Grimm, J., Discovery Order ¶ 3. Likewise, in DeGeer v. Gillis, 755 F. Supp. 2d 909 (N.D.Ill. 2010) the court found that the parties had not approached e-discovery with a spirit of cooperation or efficiency and ordered the parties to share the costs of all future electronic productions so as to "encourage" them to determine whether future requests were proportionate to the expected benefit.

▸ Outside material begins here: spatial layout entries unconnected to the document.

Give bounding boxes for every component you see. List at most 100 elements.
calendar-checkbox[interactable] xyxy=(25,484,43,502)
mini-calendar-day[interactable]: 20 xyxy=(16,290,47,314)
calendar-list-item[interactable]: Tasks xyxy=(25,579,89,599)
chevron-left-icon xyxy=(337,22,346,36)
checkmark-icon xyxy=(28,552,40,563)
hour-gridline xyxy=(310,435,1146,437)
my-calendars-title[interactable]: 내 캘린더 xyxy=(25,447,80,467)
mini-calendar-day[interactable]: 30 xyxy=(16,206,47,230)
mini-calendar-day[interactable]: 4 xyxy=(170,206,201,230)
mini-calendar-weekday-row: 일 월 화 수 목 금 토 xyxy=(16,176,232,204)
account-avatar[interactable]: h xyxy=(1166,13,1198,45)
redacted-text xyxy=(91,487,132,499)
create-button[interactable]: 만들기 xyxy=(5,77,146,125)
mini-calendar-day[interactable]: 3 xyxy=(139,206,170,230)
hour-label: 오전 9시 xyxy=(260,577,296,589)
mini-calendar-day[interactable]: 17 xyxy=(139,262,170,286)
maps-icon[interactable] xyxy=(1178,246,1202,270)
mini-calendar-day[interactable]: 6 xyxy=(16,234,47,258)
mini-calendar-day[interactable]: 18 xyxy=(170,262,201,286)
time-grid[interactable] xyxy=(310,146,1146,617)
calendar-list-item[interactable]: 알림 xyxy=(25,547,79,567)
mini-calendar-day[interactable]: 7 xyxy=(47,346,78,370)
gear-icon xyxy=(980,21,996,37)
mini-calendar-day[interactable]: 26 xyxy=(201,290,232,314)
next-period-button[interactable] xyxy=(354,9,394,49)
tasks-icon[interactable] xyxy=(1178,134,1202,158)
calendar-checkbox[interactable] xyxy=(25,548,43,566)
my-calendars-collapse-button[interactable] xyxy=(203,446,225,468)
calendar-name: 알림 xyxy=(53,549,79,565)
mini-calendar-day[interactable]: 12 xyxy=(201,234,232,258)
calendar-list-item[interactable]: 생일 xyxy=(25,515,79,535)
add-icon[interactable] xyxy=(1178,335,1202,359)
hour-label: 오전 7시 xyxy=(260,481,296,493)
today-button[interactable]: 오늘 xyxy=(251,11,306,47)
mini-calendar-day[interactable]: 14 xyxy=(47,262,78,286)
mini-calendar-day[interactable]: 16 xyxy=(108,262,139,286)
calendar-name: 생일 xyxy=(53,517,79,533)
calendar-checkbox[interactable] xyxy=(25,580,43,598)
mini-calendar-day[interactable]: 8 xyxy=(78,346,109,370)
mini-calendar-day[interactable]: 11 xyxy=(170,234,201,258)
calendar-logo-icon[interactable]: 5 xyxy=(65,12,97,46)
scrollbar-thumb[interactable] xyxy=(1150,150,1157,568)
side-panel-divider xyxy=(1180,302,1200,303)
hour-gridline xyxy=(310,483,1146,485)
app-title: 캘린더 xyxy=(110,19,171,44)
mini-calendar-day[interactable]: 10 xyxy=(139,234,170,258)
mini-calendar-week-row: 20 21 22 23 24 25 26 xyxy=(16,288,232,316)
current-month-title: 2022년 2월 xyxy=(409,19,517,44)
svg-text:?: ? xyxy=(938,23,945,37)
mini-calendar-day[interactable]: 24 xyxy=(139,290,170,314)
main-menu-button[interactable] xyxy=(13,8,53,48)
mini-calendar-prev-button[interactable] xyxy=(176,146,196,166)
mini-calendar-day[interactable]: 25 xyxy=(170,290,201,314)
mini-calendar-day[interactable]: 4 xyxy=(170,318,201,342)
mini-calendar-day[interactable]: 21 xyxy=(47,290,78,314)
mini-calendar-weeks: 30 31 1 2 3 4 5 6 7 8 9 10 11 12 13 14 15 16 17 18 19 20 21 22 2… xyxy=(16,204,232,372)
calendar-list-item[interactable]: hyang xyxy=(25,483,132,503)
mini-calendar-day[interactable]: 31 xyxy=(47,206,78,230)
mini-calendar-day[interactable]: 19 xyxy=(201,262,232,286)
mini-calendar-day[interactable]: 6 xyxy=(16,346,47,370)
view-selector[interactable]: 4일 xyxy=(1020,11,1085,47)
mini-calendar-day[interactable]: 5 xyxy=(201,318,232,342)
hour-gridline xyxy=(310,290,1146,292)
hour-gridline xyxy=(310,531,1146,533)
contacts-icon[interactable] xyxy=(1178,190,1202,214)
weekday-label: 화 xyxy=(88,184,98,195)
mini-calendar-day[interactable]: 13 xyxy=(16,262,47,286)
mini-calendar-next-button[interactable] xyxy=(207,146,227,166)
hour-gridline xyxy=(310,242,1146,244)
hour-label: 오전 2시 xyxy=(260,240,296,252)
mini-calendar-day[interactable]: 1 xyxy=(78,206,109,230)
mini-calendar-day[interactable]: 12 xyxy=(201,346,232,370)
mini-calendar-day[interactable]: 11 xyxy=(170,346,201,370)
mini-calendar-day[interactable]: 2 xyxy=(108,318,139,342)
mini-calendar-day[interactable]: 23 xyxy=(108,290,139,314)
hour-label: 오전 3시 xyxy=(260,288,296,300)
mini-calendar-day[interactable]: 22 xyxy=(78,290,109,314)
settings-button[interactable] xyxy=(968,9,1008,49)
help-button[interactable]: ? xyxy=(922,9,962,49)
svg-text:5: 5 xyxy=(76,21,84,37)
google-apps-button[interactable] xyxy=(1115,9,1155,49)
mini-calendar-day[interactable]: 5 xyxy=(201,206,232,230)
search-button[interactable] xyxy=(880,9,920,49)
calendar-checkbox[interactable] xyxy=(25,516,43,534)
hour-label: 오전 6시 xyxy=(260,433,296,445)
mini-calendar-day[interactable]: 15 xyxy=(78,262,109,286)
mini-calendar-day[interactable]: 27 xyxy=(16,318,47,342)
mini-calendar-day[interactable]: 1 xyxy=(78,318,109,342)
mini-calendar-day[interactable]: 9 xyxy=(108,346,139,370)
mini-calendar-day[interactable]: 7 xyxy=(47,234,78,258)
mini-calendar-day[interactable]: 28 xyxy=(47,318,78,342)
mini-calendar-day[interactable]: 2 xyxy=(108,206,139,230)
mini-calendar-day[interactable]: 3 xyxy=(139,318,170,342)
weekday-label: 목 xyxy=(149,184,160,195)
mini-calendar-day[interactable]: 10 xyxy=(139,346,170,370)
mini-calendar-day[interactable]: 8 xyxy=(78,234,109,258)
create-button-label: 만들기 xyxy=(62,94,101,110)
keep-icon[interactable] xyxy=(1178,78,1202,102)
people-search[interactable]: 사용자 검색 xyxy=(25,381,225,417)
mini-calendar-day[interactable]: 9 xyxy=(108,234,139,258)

The cost of e-discovery continues to rise and lawyers are doing their clients a disservice if they fail to take the concepts of proportionality and cooperation to heart. At the very outset of a case, counsel should confer with their clients and make realistic judgments as to the type and amount of e-discovery that is truly needed. Counsel should then meet and discuss with opposing counsel mutually agreeable means to control e-discovery. It is critical that counsel come to those meetings prepared with concrete measures – such as phased discovery, limits on custodians or search terms, and privilege "clawback" agreements – so that a concrete plan can be put into place. Finally, if all else fails and the opposing side is demanding unreasonable discovery, counsel should be prepared to provide the Court with concrete evidence – including hard estimates of costs – showing that the discovery demanded by the opposing side is disproportionate and that costs should be shifted.